É muito boa a reflexão sugerida por Francisco Baptista a respeito da suposta bondade inata própria às culturas cristãs que assumem a fé na natureza humana e a convicção de que as pessoas quando nascem são, por natureza, boas. Na defesa do seu ponto de vista, lança mão das ideias de estudiosos como Sigmund Freud que acreditam que os homens nascem com instintos primitivos, potencialmente maus.

O autor nos envia a pensar a atual crise causada pela pandemia Covid 19 comparativamente a crise da Gripe espanhola ocorrida 100 anos antes. As suas conclusões, como diria Friedrich Nietzsche, nos levam a ser humanos, demasiadamente humanos.

Francisco Baptista nos impõe descrer na possibilidade de mudança da natureza humana após a atual pandemia. “Seres humanos continuarão sendo seres humanos, como ocorreu após a Primeira Guerra Mundial e a gripe espanhola. Tanto que, apenas duas décadas depois de tudo isso, fizeram o Holocausto, a Segunda Guerra e outras atrocidades mundo afora” (p. 20).

Sou leitor habitual de Sigmund Freud e do médico e filósofo alemão Norbert Elias. Neles encontro identidade com a forma de pensar do escritor Chiquito Baptista, buscando referências entre o presente e o passado dos humanos: “Os mesmos seres humanos que foram capazes de construir uma arena em Roma para 80 mil pessoas, quase dois mil anos atrás, com o objetivo de, entre outras atividades, presenciarem leões devorando cristãos e gladiadores lutando entre si até a morte” (p. 20).

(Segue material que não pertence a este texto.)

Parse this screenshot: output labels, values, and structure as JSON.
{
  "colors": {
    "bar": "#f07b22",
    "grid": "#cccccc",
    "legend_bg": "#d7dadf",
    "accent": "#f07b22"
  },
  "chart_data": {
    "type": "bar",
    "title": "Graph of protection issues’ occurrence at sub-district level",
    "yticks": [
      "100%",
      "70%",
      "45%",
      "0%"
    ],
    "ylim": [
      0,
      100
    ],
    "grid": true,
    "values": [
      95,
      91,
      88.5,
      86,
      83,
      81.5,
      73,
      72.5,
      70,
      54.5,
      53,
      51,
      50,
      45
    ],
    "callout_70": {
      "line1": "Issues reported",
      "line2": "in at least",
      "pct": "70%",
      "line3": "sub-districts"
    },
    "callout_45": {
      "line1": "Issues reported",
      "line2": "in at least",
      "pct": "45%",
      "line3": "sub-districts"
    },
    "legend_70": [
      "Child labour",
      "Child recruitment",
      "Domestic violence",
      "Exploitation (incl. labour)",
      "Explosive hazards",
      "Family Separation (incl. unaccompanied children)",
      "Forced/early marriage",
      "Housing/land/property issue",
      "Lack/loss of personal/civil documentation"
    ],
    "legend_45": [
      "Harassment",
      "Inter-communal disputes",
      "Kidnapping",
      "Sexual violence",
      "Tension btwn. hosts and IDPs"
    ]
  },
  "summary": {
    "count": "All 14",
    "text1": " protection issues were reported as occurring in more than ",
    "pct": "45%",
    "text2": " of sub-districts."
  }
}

Quem observa tais fatos na História perde um pouco das ilusões, principalmente aquelas que nos enviam à ideia de um homem naturalmente bom ou, na melhor das hipóteses, à tese do homem tábula rasa advogada inicialmente pelo modo de pensar de Jean Jacques Rousseau.

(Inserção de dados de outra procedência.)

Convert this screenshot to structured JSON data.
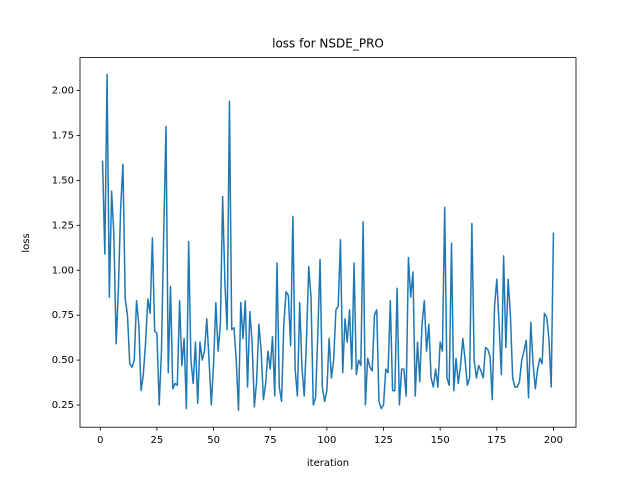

Opto por Freud, Elias e Chiquito. Sugiro que todos leiam Francisco Baptista Neto na segunda edição do seu livro SOMOS TODOS CRIMINOSOS E DESONESTOS? UM ESTUDO SOBRE A DELINQUÊNCIA.

 

 

*Jornalista, professor, doutor em Educação, membro da Academia Sergipana de Letras e presidente da Academia Sergipana de Educação.